La ministre de la Santé, Patty Hajdu, conseille les Canadiens qui passent leur hiver en Floride de revenir rapidement au Canada.
Photo: Justin Tang La Presse canadienne La ministre de la Santé, Patty Hajdu, conseille les Canadiens qui passent leur hiver en Floride de revenir rapidement au Canada.

Les snowbirds, ces Canadiens qui passent leur hiver sous le soleil plus clément de la Floride, sont invités eux aussi à rentrer à la maison le plus rapidement possible, et ce, même s’ils détiennent une résidence en sol américain.

« Que vous soyez un snowbird et que vous ayez ou pas une résidence semi-permanente en Floride ou en Arizona, c’est le temps de rentrer », a lancé la ministre de la Santé, Patty Hajdu.

« Si les gens tombent malades, il vaut mieux qu’ils le soient dans leur pays où ils savent qu’ils jouissent d’une couverture santé appropriée. »

La ministre a rappelé que « les choses changent rapidement ».

C’est précisément la raison pour laquelle l’Association canadienne des snowbirds invite ses quelque 110 000 membres à se plier à la consigne.

 

Son directeur des communications, Evan Rachkovsky, explique que si les frontières des États-Unis ou de certains États devaient fermer inopinément, les Canadiens coincés pourraient se retrouver en sol américain plus longtemps que les 182 jours par année autorisés. Ils pourraient alors contrevenir aux règles migratoires des États-Unis et se voir obligés de remplir une déclaration de revenus américaine.

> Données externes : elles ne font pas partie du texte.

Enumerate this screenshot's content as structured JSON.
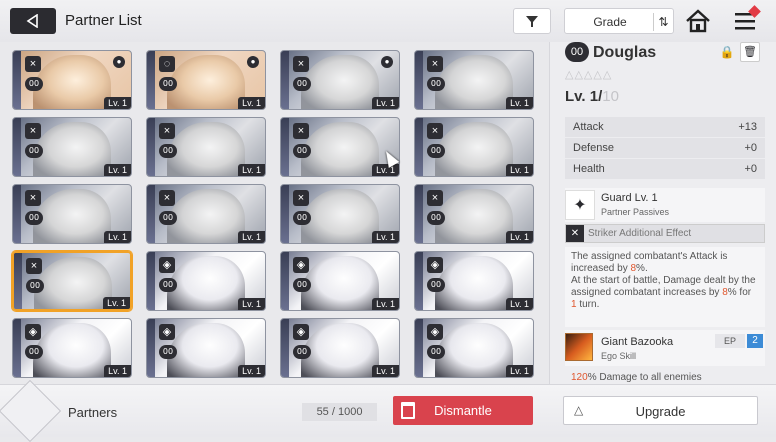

Sans compter qu’ils risquent de ne plus être admissibles à l’assurance maladie de leur province une fois de retour au Canada. Il faut en effet résider au pays six mois plus un jour pour s’y qualifier.

Perte d’assurance médicale privée

Cependant, selon M. Rachkovsky, les snowbirds risquent surtout de perdre leur assurance médicale privée. Le Canada a émis, le vendredi 13 mars dernier, un « avertissement officiel global aux voyageurs » les exhortant à éviter tout voyage non essentiel.

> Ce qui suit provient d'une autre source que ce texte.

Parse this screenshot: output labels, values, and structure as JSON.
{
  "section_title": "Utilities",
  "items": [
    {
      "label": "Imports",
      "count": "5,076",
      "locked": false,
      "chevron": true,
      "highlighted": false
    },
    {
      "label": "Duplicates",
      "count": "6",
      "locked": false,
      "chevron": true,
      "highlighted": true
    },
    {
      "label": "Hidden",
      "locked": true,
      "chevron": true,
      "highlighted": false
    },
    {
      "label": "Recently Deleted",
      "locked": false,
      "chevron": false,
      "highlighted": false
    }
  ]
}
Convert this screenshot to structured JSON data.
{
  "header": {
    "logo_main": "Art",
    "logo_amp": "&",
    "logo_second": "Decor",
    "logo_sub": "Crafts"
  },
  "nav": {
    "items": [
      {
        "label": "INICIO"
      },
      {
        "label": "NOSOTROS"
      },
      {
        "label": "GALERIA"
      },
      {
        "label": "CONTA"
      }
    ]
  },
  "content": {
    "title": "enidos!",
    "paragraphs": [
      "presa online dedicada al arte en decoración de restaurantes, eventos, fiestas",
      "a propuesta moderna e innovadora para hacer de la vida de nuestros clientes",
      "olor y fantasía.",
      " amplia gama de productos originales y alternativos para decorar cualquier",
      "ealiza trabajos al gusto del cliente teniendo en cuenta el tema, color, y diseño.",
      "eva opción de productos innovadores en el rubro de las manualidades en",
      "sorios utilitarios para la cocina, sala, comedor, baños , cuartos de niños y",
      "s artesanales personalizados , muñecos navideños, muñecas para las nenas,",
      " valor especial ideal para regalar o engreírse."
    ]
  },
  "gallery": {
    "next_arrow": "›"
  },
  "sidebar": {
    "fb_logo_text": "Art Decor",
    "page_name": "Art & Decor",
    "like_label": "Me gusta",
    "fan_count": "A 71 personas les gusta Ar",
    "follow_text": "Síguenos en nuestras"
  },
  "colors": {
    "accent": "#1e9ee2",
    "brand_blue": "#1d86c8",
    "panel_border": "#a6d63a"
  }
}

Or, la plupart des assureurs privés prévoient dans leurs contrats la possibilité d’y mettre fin après l’émission d’un tel avis.

 

Trois assureurs, dont Johnson Insurance, qui offre le populaire Medoc, ont indiqué qu’ils le feraient 10 jours suivant l’avis, soit lundi prochain. Il pourrait y en avoir davantage.

« Nous sommes en train de compiler une liste des compagnies d’assurance qui n’offriront plus de couverture au-delà de la période de 10 jours ou tout autre changement dans leur politique », indique M. Rachkovsky.

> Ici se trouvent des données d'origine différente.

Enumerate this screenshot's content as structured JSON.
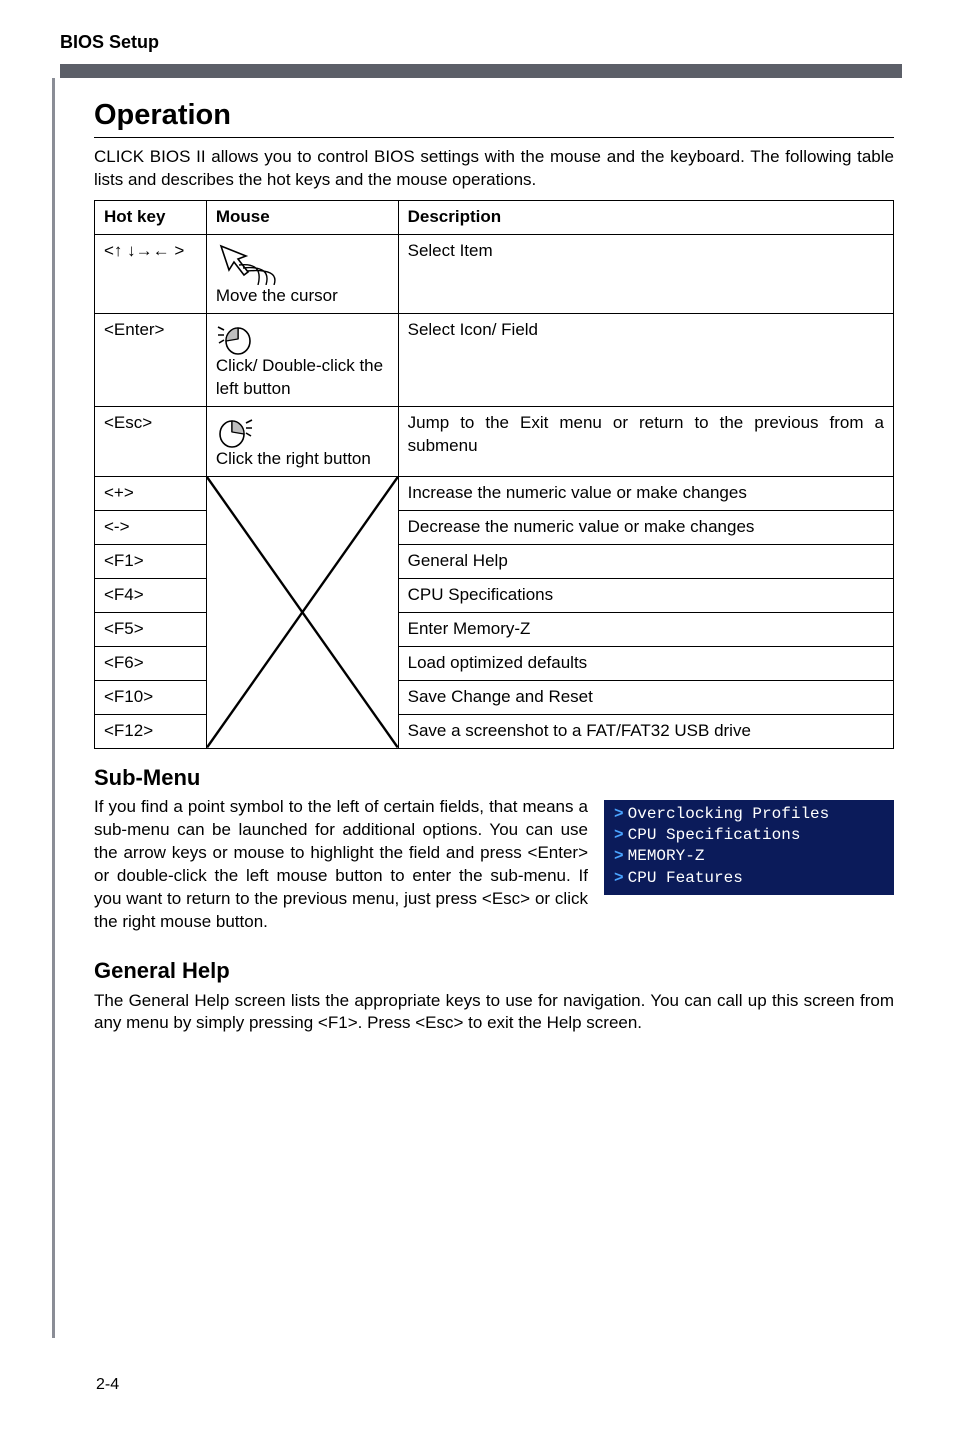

Les Canadiens qui reçoivent des soins médicaux à l’étranger sont remboursés à leur retour (au Québec, par la RAMQ), mais en fonction de la grille tarifaire en vigueur dans leur province.

C’est parce que les tarifs pratiqués aux États-Unis sont beaucoup plus élevés que les snowbirds contractent généralement une assurance privée complémentaire.

En l’absence d’une telle assurance et dans un contexte sanitaire incertain, les retraités qui décideraient de demeurer aux États-Unis s’exposent à d’éventuelles factures médicales salées.